As Ricky Ricardo would say, "you've got a lot of 'splaining' to do". But so far, you've avoided this issue like it was a deadly, contagious disease. And I think that is a good analogy, because it is lethal to the validity of fundamentalist Christianity. I've brought all of this information to your attention, yet you continue to write such as is found in this article. What do you know that I don't know? Enlighten me, please.

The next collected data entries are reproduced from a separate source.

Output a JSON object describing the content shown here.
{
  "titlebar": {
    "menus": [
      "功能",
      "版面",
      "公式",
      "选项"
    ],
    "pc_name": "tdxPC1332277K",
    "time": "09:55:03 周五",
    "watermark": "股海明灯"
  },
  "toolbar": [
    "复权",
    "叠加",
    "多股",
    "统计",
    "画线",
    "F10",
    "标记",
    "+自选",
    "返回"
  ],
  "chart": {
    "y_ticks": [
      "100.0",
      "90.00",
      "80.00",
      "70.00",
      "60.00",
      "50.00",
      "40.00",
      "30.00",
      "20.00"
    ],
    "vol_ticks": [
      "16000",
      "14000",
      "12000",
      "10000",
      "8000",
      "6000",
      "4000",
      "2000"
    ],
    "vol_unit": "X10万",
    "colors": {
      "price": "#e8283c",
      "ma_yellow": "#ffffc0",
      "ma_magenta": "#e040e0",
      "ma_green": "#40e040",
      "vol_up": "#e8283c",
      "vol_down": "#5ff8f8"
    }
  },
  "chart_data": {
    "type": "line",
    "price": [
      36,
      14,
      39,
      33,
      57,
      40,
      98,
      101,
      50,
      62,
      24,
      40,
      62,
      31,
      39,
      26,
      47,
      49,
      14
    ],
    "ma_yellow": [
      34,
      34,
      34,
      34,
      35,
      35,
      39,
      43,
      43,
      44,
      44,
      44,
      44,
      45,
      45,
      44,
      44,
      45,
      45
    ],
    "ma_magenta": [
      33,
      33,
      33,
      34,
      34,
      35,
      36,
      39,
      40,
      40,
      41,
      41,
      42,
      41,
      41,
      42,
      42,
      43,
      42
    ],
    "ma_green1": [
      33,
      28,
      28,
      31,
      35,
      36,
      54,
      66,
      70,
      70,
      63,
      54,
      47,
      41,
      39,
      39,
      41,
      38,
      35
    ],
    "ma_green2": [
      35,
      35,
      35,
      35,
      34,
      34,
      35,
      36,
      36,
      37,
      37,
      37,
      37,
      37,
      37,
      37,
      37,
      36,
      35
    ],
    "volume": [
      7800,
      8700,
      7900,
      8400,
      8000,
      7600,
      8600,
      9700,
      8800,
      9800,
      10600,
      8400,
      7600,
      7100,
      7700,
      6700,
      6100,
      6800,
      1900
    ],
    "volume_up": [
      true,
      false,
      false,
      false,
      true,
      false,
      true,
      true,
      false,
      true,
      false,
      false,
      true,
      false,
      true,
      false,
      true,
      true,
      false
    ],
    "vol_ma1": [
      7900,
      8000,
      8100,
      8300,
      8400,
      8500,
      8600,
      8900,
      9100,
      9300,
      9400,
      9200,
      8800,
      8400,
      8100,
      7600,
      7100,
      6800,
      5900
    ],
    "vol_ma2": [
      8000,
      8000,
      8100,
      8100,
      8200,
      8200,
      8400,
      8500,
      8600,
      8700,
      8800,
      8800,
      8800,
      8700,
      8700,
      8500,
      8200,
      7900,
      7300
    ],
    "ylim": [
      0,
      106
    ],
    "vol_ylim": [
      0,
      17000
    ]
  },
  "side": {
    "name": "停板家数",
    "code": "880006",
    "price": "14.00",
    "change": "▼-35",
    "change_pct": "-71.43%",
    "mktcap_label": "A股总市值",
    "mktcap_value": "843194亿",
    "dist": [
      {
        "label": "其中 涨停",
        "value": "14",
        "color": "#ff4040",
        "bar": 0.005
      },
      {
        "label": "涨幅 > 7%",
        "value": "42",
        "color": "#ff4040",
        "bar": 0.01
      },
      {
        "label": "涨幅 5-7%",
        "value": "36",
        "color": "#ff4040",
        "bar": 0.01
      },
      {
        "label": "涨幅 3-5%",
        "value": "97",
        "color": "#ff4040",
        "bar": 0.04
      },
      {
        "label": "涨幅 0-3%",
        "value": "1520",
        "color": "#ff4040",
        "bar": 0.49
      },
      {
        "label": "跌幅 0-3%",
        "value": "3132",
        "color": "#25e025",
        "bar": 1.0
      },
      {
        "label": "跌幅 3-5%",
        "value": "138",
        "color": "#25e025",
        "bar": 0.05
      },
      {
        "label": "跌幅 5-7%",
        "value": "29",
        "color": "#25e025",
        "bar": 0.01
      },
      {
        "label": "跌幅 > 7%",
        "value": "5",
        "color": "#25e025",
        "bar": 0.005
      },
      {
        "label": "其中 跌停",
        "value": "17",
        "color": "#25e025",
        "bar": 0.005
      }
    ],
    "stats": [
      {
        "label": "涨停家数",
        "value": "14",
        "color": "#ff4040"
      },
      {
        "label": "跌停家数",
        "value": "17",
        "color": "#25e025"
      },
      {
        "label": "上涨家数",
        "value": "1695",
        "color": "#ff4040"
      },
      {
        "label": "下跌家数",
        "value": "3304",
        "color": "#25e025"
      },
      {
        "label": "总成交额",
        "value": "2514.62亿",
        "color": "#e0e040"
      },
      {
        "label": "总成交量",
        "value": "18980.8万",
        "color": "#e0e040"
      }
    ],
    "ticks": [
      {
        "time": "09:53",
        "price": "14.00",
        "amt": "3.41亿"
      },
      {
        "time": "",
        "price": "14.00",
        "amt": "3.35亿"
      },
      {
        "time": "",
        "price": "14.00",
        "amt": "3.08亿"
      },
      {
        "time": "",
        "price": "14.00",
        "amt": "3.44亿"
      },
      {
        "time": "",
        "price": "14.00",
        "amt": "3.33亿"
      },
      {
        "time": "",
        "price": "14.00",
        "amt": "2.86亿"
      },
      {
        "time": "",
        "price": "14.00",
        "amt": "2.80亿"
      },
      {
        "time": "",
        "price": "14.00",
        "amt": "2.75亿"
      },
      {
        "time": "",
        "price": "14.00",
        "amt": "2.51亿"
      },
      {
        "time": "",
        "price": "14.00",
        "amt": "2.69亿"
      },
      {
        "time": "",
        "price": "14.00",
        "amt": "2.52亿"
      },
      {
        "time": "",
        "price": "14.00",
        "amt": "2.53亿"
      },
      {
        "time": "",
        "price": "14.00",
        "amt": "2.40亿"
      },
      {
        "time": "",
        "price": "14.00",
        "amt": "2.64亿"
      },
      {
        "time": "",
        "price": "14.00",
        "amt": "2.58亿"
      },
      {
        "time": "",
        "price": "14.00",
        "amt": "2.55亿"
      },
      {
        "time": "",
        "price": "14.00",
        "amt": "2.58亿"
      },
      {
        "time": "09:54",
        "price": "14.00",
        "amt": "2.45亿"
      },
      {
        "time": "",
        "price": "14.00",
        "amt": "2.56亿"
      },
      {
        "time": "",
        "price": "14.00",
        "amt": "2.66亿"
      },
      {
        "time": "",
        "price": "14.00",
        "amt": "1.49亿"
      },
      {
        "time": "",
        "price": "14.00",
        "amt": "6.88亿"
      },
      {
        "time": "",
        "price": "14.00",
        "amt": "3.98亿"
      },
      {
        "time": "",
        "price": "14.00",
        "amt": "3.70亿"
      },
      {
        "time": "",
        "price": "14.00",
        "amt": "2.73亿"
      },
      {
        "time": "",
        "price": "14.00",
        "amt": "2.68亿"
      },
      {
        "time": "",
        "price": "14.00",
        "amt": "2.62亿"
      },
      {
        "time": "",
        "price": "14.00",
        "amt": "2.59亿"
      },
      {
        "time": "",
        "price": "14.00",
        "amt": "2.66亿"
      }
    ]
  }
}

I can't imagine what it might be. I can think of some rationalizations that you might come up with: 1)God is God! He can do what ever he wants. We're the clay and He's the Potter. Well, actually, no he can't do whatever he wants, because the alleged inspired writers limit what he can do by giving him all of these superlative and omni attributes that he therefore must exhibit and thus confine himself to. So that argument won't work. 2)Well, you might claim that His ways and thoughts are higher than our ways and thoughts and thus are beyond our comprehension. But that one won't work either, because if you give Yahweh the benefit of the doubt, then, to be intellectually honest, you have to give every other God "candidate" out there the benefit of the doubt who are also competing for our allegiance who also have similar contradictions in their behavior and their alleged omni characteristics. And they can't all be the one true God.Therefore, none of them can be the true God. 3) You might say, "well, Ken, it's your choice not to believe in Yahweh and thus be saved. You don't have to go to hell". Actually, that's similar to the advice you gave me years ago when I first mentioned this problem to you. You said something like, "just believe anyway and save yourself". But the problem with this is that belief is not a choice. Can you choose to believe that Santa Claus exists? Neither can I choose to believe that Yahweh exists. It's not that I don't want to believe he exists. It's that the evidence stands squarely in the way of me doing so.

Simply, his alleged omni attributes vs his behavior, especially in allowing the vast majority of humanity to suffer forever in his eternal hell, is impossible--he can't both have these omni attributes and allow the vast majority of humanity to go to his eternal hell.